Earlier in the week, the countries of the former Yugoslavia signed an agreement in Paris to cooperate in renovating Block 17 in the red-brick Auschwitz camp and set up a permanent exhibition there in memory of around 20,000 people who were deported from their territories and brought to the block. Bosnia and Herzegovina, Croatia, Montenegro, North Macedonia, Serbia, and Slovenia will all be involved in the project.

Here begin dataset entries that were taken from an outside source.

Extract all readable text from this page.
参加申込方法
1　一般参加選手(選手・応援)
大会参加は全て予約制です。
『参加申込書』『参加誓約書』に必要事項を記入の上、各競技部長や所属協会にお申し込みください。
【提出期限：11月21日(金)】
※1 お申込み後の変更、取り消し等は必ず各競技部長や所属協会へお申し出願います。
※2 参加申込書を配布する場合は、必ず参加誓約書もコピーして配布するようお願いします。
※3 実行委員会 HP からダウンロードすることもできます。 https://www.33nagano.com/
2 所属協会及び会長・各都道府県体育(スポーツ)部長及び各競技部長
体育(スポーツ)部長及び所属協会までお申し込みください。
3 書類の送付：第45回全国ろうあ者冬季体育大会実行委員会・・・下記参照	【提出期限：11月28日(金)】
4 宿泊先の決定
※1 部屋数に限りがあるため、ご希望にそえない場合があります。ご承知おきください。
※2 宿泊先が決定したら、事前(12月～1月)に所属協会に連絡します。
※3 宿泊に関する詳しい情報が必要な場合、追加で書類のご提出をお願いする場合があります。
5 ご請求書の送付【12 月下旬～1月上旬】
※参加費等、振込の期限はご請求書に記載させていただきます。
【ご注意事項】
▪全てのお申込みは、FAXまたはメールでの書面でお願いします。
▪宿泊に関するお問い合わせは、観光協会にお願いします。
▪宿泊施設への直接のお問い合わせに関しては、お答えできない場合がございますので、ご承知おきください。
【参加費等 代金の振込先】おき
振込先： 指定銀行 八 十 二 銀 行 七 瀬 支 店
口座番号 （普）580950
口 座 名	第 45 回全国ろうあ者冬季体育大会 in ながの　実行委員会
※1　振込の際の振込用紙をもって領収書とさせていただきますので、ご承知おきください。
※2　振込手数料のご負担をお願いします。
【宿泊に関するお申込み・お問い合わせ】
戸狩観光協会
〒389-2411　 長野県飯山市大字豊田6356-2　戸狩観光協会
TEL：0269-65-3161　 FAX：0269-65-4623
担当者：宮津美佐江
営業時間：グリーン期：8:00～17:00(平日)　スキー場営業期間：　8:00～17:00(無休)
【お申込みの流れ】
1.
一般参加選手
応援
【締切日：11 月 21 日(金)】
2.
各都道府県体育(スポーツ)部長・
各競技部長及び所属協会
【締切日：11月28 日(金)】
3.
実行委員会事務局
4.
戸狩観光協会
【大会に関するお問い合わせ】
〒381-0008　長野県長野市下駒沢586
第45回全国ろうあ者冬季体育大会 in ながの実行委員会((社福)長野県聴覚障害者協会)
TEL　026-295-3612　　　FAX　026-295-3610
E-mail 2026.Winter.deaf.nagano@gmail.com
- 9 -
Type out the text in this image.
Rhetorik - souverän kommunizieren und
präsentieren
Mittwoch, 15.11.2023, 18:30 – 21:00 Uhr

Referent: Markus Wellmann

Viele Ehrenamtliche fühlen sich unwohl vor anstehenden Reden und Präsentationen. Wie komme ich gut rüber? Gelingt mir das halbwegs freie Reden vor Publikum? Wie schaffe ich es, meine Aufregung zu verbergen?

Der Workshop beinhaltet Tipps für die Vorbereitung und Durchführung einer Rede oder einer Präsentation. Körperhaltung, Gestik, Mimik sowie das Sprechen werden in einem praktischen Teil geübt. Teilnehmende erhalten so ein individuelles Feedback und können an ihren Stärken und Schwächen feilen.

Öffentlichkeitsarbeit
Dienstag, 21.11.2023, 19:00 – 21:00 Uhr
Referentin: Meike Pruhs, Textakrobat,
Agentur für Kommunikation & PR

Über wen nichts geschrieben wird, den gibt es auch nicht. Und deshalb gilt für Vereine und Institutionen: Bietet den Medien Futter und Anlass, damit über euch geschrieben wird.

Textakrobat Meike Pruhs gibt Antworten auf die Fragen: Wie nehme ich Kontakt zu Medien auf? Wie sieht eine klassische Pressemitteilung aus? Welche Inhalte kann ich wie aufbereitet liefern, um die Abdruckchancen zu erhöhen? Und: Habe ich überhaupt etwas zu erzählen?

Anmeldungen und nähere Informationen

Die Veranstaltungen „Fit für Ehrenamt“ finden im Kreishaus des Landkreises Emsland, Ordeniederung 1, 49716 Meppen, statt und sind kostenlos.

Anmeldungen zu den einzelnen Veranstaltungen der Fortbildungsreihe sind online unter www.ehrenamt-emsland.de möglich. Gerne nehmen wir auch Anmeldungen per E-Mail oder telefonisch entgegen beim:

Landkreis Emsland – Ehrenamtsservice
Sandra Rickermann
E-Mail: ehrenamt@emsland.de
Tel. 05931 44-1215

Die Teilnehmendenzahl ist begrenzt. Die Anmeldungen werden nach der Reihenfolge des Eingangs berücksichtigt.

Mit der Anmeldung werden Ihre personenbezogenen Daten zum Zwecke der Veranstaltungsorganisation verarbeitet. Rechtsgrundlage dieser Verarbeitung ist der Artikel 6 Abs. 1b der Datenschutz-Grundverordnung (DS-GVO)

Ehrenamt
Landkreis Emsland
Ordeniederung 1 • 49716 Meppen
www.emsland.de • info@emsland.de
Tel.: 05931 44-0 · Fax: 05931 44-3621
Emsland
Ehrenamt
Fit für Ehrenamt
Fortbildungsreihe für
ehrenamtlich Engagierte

Preserving the camp, a notorious symbol of the horrors of the Holocaust, with its cruelly misleading “Arbeit Macht Frei” (“Work Makes One Free”) gate, requires constant effort by historians and experts, and substantial funds. The Nazis, who occupied Poland from 1939-1945, initially used old Austrian military barracks at Auschwitz as a concentration and death camp for Poland’s resistance fighters. In 1942, the wooden barracks, gas chambers, and crematoria of Birkenau were added for the extermination of Europe’s Jews, Roma, and other nationals, as well as Russian prisoners of war. Soviet Red Army troops liberated Auschwitz-Birkenau on Jan. 27, 1945, with about 7,000 prisoners remaining, including children and those who were too weak to walk. The Germans had evacuated tens of thousands of other inmates on foot days earlier in what is now called the Death March, because many inmates died of exhaustion and cold in the sub-freezing temperatures. Since 1979, the Auschwitz-Birkenau site has been on the UNESCO list of World Heritage.